Шатов скривил рот, услыхав такой вопрос, высказанный таким обыкновенным тоном.

– Если б я и был шпион, то кому доносить? – злобно проговорил он, не отвечая прямо. – Нет, оставьте меня, к черту меня! – вскричал он, вдруг схватываясь за первоначальную, слишком потрясшую его мысль, по всем признакам несравненно сильнее, чем известие о собственной опасности. – Вы, вы, Ставрогин, как могли вы затереть себя в такую бесстыдную, бездарную лакейскую нелепость! Вы член их общества! Это ли подвиг Николая Ставрогина! – вскричал он чуть не в отчаянии.

Он даже сплеснул руками, точно ничего не могло быть для него горше и безотраднее такого открытия.

– Извините, – действительно удивился Николай Всеволодович, – но вы, кажется, смотрите на меня как на какое-то солнце, а на себя как на какую-то букашку сравнительно со мной. Я заметил это даже по вашему письму из Америки.

– Вы… вы знаете… Ах, бросим лучше обо мне совсем, совсем! – оборвал вдруг Шатов. – Если можете что-нибудь объяснить о себе, то объясните… На мой вопрос! – повторял он в жару.
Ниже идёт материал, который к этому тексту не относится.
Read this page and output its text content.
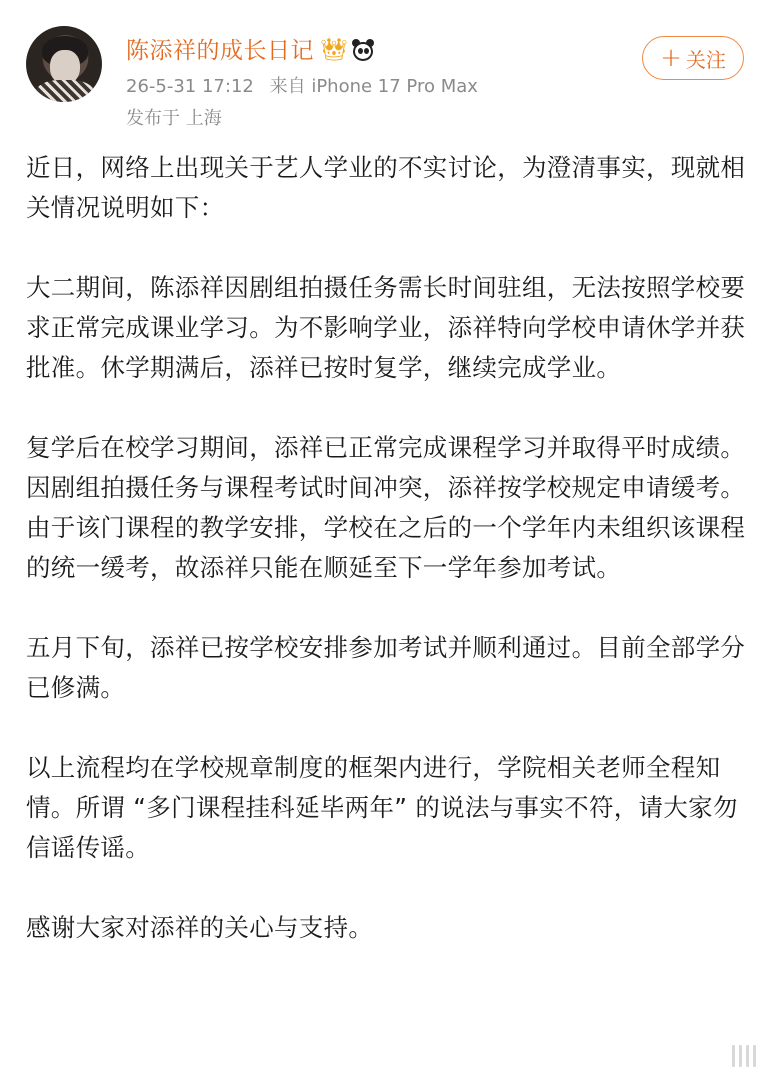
陈添祥的成长日记 👑︎
26-5-31 17:12 来自 iPhone 17 Pro Max
发布于 上海
+ 关注

近日，网络上出现关于艺人学业的不实讨论，为澄清事实，现就相关情况说明如下：

大二期间，陈添祥因剧组拍摄任务需长时间驻组，无法按照学校要求正常完成课业学习。为不影响学业，添祥特向学校申请休学并获批准。休学期满后，添祥已按时复学，继续完成学业。

复学后在校学习期间，添祥已正常完成课程学习并取得平时成绩。因剧组拍摄任务与课程考试时间冲突，添祥按学校规定申请缓考。由于该门课程的教学安排，学校在之后的一个学年内未组织该课程的统一缓考，故添祥只能在顺延至下一学年参加考试。

五月下旬，添祥已按学校安排参加考试并顺利通过。目前全部学分已修满。

以上流程均在学校规章制度的框架内进行，学院相关老师全程知情。所谓 “多门课程挂科延毕两年” 的说法与事实不符，请大家勿信谣传谣。

感谢大家对添祥的关心与支持。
– С удовольствием. Вы спрашиваете: как мог я затереться в такую трущобу? После моего сообщения я вам даже обязан некоторою откровенностию по этому делу. Видите, в строгом смысле я к этому обществу совсем не принадлежу, не принадлежал и прежде и гораздо более вас имею права их оставить, потому что и не поступал. Напротив, с самого начала заявил, что я им не товарищ, а если и помогал случайно, то только так, как праздный человек. Я отчасти участвовал в переорганизации общества по новому плану, и только. Но они теперь одумались и решили про себя, что и меня отпустить опасно, и, кажется, я тоже приговорен.

– О, у них всё смертная казнь и всё на предписаниях, на бумагах с печатями, три с половиной человека подписывают. И вы верите, что они в состоянии!

– Тут отчасти вы правы, отчасти нет, – продолжал с прежним равнодушием, даже вяло Ставрогин. – Сомнения нет, что много фантазии, как и всегда в этих случаях: кучка преувеличивает свой рост и значение. Если хотите, то, по-моему, их всего и есть один Петр Верховенский, и уж он слишком добр, что почитает себя только агентом своего общества. Впрочем, основная идея не глупее других в этом роде. У них связи с Internationale; они сумели завести агентов в России, даже наткнулись на довольно оригинальный прием… но, разумеется, только теоретически. Что же касается до их здешних намерений, то ведь движение нашей русской организации такое дело темное и почти всегда такое неожиданное, что действительно у нас всё можно попробовать. Заметьте, что Верховенский человек упорный.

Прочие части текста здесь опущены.